Doesn’t the Church teach that if you have committed a grave sin you are not supposed to receive the Eucharist until you have gone to Confession?

So, how would this topic go if it were about how people that do not ____ everyday should not receive Communion. And come on, there are “rules” in Canon Law that say a Catholic must do certain things every day, or every week, under penalty of committing a grave sin. But, since this topic is about divorce (i.e. sex) it gets everybody’s interest.

How about lets start a campaign about birth control. Lets say, rightfully so, that anybody that used birth control on Saturday night shouldn’t be going to Communion on Sunday. Lets suppose that everybody that used birth control didn’t go to Communion. Or, lets switch gears and say that everybody that doesn’t pray on Friday shouldn’t go to Communion on Sunday, unless you went to Confession on Saturday. I may be wrong, but I think there are some rather obscure teachings that state you must pray more on Friday under penalty if grave sin. Gee, how many rules do you have to drag up before no-one, not even the priest, receives Communion?

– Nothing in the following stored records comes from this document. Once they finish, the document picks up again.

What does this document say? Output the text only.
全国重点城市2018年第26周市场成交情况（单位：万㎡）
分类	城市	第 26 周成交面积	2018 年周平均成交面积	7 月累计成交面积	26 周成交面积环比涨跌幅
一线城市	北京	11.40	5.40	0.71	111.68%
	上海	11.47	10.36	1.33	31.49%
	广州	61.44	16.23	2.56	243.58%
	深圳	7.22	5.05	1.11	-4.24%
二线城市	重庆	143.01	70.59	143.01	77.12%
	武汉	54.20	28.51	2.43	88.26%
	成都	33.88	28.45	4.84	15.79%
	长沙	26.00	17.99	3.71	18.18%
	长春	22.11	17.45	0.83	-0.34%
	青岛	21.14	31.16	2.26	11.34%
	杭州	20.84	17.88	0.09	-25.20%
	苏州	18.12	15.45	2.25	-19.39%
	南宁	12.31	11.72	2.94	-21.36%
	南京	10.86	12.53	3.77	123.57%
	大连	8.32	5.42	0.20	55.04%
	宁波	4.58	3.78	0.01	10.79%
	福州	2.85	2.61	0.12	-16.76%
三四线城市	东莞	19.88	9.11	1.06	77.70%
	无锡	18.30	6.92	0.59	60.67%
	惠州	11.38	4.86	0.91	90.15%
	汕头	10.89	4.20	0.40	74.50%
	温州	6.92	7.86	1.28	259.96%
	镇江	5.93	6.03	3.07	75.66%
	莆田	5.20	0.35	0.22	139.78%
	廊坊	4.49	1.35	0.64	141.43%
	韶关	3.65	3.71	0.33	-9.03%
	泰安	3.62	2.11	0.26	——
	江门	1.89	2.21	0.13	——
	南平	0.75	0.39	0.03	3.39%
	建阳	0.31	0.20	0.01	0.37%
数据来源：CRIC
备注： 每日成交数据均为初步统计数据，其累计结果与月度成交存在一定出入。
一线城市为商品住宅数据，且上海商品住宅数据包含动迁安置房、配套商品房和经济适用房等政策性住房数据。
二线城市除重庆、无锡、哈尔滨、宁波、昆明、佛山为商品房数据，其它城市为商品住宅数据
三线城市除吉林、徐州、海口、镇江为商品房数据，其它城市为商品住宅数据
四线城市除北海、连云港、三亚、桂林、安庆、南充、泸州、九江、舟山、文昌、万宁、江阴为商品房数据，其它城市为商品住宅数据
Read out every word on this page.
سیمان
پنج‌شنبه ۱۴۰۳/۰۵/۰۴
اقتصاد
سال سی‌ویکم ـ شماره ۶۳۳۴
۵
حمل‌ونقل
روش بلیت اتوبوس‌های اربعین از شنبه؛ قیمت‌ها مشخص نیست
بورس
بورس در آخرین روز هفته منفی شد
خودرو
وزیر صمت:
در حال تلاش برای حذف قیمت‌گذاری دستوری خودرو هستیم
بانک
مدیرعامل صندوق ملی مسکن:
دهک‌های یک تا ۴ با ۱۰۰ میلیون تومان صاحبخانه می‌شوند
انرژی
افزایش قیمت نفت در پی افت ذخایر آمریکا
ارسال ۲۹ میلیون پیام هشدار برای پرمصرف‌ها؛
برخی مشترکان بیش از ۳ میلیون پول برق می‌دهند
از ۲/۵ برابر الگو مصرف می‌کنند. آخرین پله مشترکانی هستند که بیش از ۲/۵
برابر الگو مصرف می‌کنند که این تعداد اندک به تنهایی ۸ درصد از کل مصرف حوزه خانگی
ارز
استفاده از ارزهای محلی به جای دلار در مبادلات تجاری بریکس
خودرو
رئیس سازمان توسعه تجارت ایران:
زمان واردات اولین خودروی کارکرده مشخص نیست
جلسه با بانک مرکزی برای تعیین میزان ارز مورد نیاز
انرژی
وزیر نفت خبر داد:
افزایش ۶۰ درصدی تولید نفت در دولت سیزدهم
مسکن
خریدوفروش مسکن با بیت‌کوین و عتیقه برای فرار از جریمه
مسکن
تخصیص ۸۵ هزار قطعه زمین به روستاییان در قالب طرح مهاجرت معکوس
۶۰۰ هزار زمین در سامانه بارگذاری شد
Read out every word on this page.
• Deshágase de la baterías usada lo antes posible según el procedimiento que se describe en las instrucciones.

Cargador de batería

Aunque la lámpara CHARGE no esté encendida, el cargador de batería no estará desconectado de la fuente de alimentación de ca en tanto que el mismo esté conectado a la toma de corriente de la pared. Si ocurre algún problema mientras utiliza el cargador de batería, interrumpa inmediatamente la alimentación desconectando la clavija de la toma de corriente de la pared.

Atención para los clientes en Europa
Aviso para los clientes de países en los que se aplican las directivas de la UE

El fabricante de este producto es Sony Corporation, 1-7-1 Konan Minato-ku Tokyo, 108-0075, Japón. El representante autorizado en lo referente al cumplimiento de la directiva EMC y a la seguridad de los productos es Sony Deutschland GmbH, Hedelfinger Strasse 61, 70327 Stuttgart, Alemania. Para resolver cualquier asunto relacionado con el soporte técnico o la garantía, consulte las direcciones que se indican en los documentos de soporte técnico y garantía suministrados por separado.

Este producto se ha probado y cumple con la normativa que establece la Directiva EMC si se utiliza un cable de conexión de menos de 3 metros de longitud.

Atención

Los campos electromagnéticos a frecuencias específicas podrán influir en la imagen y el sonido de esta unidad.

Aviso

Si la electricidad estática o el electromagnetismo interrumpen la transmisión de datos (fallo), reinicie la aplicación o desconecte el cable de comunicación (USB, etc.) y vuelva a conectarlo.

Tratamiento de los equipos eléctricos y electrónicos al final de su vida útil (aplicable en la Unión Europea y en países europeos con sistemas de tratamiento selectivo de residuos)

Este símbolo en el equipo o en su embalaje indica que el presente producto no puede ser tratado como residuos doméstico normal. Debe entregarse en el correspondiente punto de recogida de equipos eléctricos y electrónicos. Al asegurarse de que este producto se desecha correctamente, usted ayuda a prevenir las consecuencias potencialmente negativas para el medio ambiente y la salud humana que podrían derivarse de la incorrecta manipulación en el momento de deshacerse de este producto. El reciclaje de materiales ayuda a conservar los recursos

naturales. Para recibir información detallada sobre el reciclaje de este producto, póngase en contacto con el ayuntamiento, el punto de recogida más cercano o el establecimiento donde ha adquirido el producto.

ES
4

See where this goes? Feel right? Is it a Mass if nobody received Communion?

So, if you want to state that divorced Catholics should be receiving Communion when they are re-married improperly that’s fine. Just don’t be a cafeteria Catholic and stop there.
 
Last time I went to Mass the priest thanked everybody for coming to church. The church was packed. Do you really think it is the intent of the Church to turn people away from Mass because they are divorced and re-married? I doubt if anybody on this forum would say that anybody should not go to church. Even going to a non-Catholic church is better than staying home.

I am pretty sure many of the people that go to Mass have committed some sin. They go to Communion. They want to feel like they are part of the Church. I don’t think it is fair to single out those who are divorced and re-married. If you really want to be right you apply the rules fairly. So, the issue then becomes how do you know that you have not committed a grave sin and not had it forgiven by the Sacrament of Confession when you receive Communion? Keep in mind there are thousands of things that you can do, or not do, that are grave sins in the Catholic Church.

Doesn’t the Church teach that if you have committed a grave sin you are not supposed to receive the Eucharist until you have gone to Confession?

So, how would this topic go if it were about how people that do not ____ everyday should not receive Communion. And come on, there are “rules” in Canon Law that say a Catholic must do certain things every day, or every week, under penalty of committing a grave sin. But, since this topic is about divorce (i.e. sex) it gets everybody’s interest.

How about lets start a campaign about birth control. Lets say, rightfully so, that anybody that used birth control on Saturday night shouldn’t be going to Communion on Sunday. Lets suppose that everybody that used birth control didn’t go to Communion. Or, lets switch gears and say that everybody that doesn’t pray on Friday shouldn’t go to Communion on Sunday, unless you went to Confession on Saturday. I may be wrong, but I think there are some rather obscure teachings that state you must pray more on Friday under penalty if grave sin. Gee, how many rules do you have to drag up before no-one, not even the priest, receives Communion?

See where this goes? Feel right? Is it a Mass if nobody received Communion?

So, if you want to state that divorced Catholics should be receiving Communion when they are re-married improperly that’s fine. Just don’t be a cafeteria Catholic and stop there.
The problem with divorce and remarriage is that one cannot objectively confess and repent without removing the impediment of the prior marriage and convalidating. Therefore one leaves the confessional still in a state of objective mortal sin. This is why none of your parallels work.